«Non mi volete al Giro? E io vi ridò il tricolore»

Conquistata a Bergamo dieci mesi fa, restituita a Roma, ieri mattina. E dire che Filippo Simeoni a Roma voleva arrivarci davvero in maglia tricolore. Ma alla fine del Giro. «Per me sarebbe stato l’atto conclusivo e sublime di un’intera carriera», dice il laziale di Sezze. Invece a Roma ci è dovuto arrivare per conto suo, ieri mattina, per riconsegnare alla federciclismo la maglia tricolore conquistata lo scorso mese di giugno, a Bergamo. «Un atto forte, una provocazione contro l’ingiustizia, un atto d’amore per il ciclismo», dice lui. Il motivo di tale reazione? Semplice: la sua squadra, la Ceramica Flaminia, non è tra quelle invitate al Giro del Centenario che scatta sabato da Venezia. A seguito di comunicati e polemiche sollevate nei giorni scorsi dai dirigenti del team, arriva il clamoroso gesto di Simeoni, che in questo modo intende protestare contro la scelta degli organizzatori di preferire squadre che hanno meno requisiti per partecipare alla corsa rosa: «È inaccettabile che il campione d’Italia non possa essere al via del più grande evento del suo Paese. Io non ho rispetto del tricolore? Io lo rispetto eccome. Lo rispetto a tal punto che l’ho riportato a chi invece non sa nemmeno cosa sia. La federazione non ha speso una sola parola per me, per il simbolo che porto sulle spalle. Significa che per loro questa maglia non ha alcun valore. Quindi, meglio restituirla. Sapete, il presidente Di Rocco era occupato, l’ho lasciata nelle mani del segretario generale Maria Cristina Gabriotti. Per me la cosa è chiusa qui».
E adesso?
«Adesso io andrò avanti a correre e la federazione, unitamente alla Rcs Sport, dovrà spiegare agli appassionati perché i valori nazionali non sono rispettati, perché i criteri di selezione sono poco chiari e privilegiano l’aspetto commerciale piuttosto che quello sportivo.

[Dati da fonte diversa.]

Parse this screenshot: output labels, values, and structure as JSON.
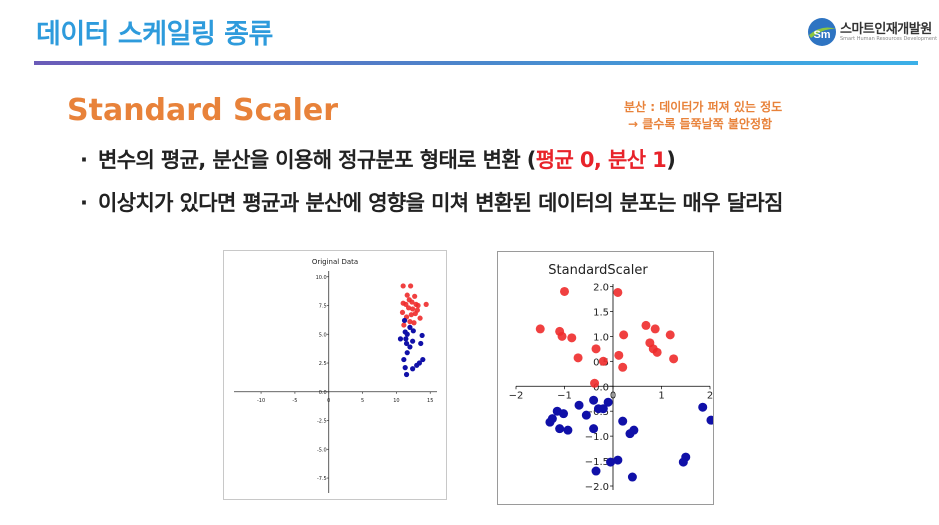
{
  "slide": {
    "title": "데이터 스케일링 종류"
  },
  "logo": {
    "name": "스마트인재개발원",
    "subtitle": "Smart Human Resources Development",
    "mark": "Sm",
    "icon": "globe-swoosh-icon",
    "colors": {
      "blue": "#2e74c2",
      "green": "#8cc63f"
    }
  },
  "section": {
    "heading": "Standard Scaler",
    "note": {
      "line1": "분산 : 데이터가 퍼져 있는 정도",
      "line2": "→ 클수록 들쭉날쭉 불안정함"
    },
    "bullets": [
      {
        "marker": "·",
        "text": "변수의 평균, 분산을 이용해 정규분포 형태로 변환 (",
        "highlight": "평균 0, 분산 1",
        "suffix": ")"
      },
      {
        "marker": "·",
        "text": "이상치가 있다면 평균과 분산에 영향을 미쳐 변환된 데이터의 분포는 매우 달라짐"
      }
    ]
  },
  "colors": {
    "title": "#2e9bdc",
    "heading": "#e8823a",
    "highlight": "#e8232a",
    "red_points": "#ee2b2b",
    "blue_points": "#1010a8"
  },
  "chart_data": [
    {
      "type": "scatter",
      "title": "Original Data",
      "xlabel": "",
      "ylabel": "",
      "xlim": [
        -14,
        16
      ],
      "ylim": [
        -8.8,
        10.5
      ],
      "xticks": [
        -10,
        -5,
        0,
        5,
        10,
        15
      ],
      "xtick_labels": [
        "-10",
        "-5",
        "0",
        "5",
        "10",
        "15"
      ],
      "yticks": [
        -7.5,
        -5.0,
        -2.5,
        0.0,
        2.5,
        5.0,
        7.5,
        10.0
      ],
      "ytick_labels": [
        "-7.5",
        "-5.0",
        "-2.5",
        "0.0",
        "2.5",
        "5.0",
        "7.5",
        "10.0"
      ],
      "axes_through_origin": true,
      "grid": false,
      "series": [
        {
          "color": "#ee2b2b",
          "points": [
            [
              11.0,
              9.2
            ],
            [
              12.1,
              9.2
            ],
            [
              11.6,
              8.4
            ],
            [
              11.9,
              8.0
            ],
            [
              12.7,
              8.3
            ],
            [
              12.3,
              7.8
            ],
            [
              11.0,
              7.7
            ],
            [
              11.4,
              7.6
            ],
            [
              12.9,
              7.6
            ],
            [
              13.2,
              7.5
            ],
            [
              14.4,
              7.6
            ],
            [
              11.8,
              7.3
            ],
            [
              12.4,
              7.2
            ],
            [
              13.1,
              7.1
            ],
            [
              10.9,
              6.9
            ],
            [
              12.2,
              6.7
            ],
            [
              12.8,
              6.8
            ],
            [
              11.5,
              6.5
            ],
            [
              13.5,
              6.4
            ],
            [
              12.0,
              6.1
            ],
            [
              12.6,
              6.0
            ],
            [
              11.1,
              5.8
            ]
          ]
        },
        {
          "color": "#1010a8",
          "points": [
            [
              11.2,
              6.2
            ],
            [
              12.0,
              5.6
            ],
            [
              11.3,
              5.2
            ],
            [
              11.6,
              5.0
            ],
            [
              12.5,
              5.3
            ],
            [
              13.8,
              4.9
            ],
            [
              10.6,
              4.6
            ],
            [
              11.4,
              4.6
            ],
            [
              12.4,
              4.4
            ],
            [
              11.5,
              4.2
            ],
            [
              13.6,
              4.2
            ],
            [
              12.0,
              3.9
            ],
            [
              11.6,
              3.4
            ],
            [
              11.1,
              2.8
            ],
            [
              13.9,
              2.8
            ],
            [
              13.4,
              2.5
            ],
            [
              11.3,
              2.1
            ],
            [
              12.4,
              2.0
            ],
            [
              11.5,
              1.5
            ],
            [
              13.0,
              2.3
            ]
          ]
        }
      ]
    },
    {
      "type": "scatter",
      "title": "StandardScaler",
      "xlabel": "",
      "ylabel": "",
      "xlim": [
        -2.0,
        2.0
      ],
      "ylim": [
        -2.08,
        2.05
      ],
      "xticks": [
        -2,
        -1,
        0,
        1,
        2
      ],
      "xtick_labels": [
        "−2",
        "−1",
        "0",
        "1",
        "2"
      ],
      "yticks": [
        -2.0,
        -1.5,
        -1.0,
        -0.5,
        0.0,
        0.5,
        1.0,
        1.5,
        2.0
      ],
      "ytick_labels": [
        "−2.0",
        "−1.5",
        "−1.0",
        "−0.5",
        "0.0",
        "0.5",
        "1.0",
        "1.5",
        "2.0"
      ],
      "axes_through_origin": true,
      "grid": false,
      "series": [
        {
          "color": "#ee2b2b",
          "points": [
            [
              -1.0,
              1.9
            ],
            [
              0.1,
              1.88
            ],
            [
              -1.5,
              1.15
            ],
            [
              -1.1,
              1.1
            ],
            [
              -1.05,
              1.0
            ],
            [
              0.22,
              1.03
            ],
            [
              -0.85,
              0.97
            ],
            [
              0.68,
              1.22
            ],
            [
              0.87,
              1.15
            ],
            [
              1.18,
              1.03
            ],
            [
              0.76,
              0.87
            ],
            [
              0.83,
              0.75
            ],
            [
              0.91,
              0.68
            ],
            [
              -0.35,
              0.75
            ],
            [
              0.12,
              0.62
            ],
            [
              -0.72,
              0.57
            ],
            [
              1.25,
              0.55
            ],
            [
              -0.2,
              0.5
            ],
            [
              0.2,
              0.38
            ],
            [
              -0.38,
              0.06
            ]
          ]
        },
        {
          "color": "#1010a8",
          "points": [
            [
              -0.7,
              -0.38
            ],
            [
              -0.4,
              -0.28
            ],
            [
              -0.3,
              -0.45
            ],
            [
              -0.1,
              -0.32
            ],
            [
              -0.2,
              -0.45
            ],
            [
              1.85,
              -0.42
            ],
            [
              -1.15,
              -0.5
            ],
            [
              -1.02,
              -0.55
            ],
            [
              -0.55,
              -0.58
            ],
            [
              -1.25,
              -0.65
            ],
            [
              0.2,
              -0.7
            ],
            [
              -1.3,
              -0.72
            ],
            [
              -1.1,
              -0.85
            ],
            [
              -0.93,
              -0.88
            ],
            [
              -0.4,
              -0.85
            ],
            [
              0.43,
              -0.88
            ],
            [
              0.35,
              -0.95
            ],
            [
              2.02,
              -0.68
            ],
            [
              1.5,
              -1.42
            ],
            [
              1.45,
              -1.52
            ],
            [
              0.1,
              -1.48
            ],
            [
              -0.05,
              -1.52
            ],
            [
              -0.35,
              -1.7
            ],
            [
              0.4,
              -1.82
            ]
          ]
        }
      ]
    }
  ]
}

Se valgono etica, storia e solidità finanziaria, ci sono altre squadre che sono dietro di noi».
Sfuma quindi il sogno di chiudere a 37 anni con il suo sesto Giro d’Italia?
«Purtroppo sì, ma io non me ne vado in punta di piedi, farei il loro gioco. Io voglio che questa cosa non scivoli via così».
Ma lei ha detto a L’Equipe, che dietro a tutto questo c’è anche lo zampino di Armstrong, con il quale ha avuto qualche problema in passato...
«No, Armstrong non c’entra assolutamente nulla, tanto è vero che la nostra squadra è stata invitata alla Sanremo e con Lance ho corso senza problemi».
Lei dice che le regole non sono chiare, ma in questo caso sono chiarissime: le formazioni di Pro Tour partecipano di diritto, più tre wild-card a discrezione degli organizzatori. Insomma, Rcs Sport potrà invitare chi vuole?
«Certo che possono farlo, ma credo che per il campione d’Italia debba avere un occhio di riguardo».
D’ora in poi correrà senza maglia tricolore?
«Esattamente».


Sa che può andare incontro a dei problemi?
«Certo che sì. Ogni volta che mi presento senza maglia, mi daranno 5mila franchi svizzeri di multa».
Potrebbero anche squalificarla...
«Che lo facciano: io non starò zitto nemmeno in quel caso».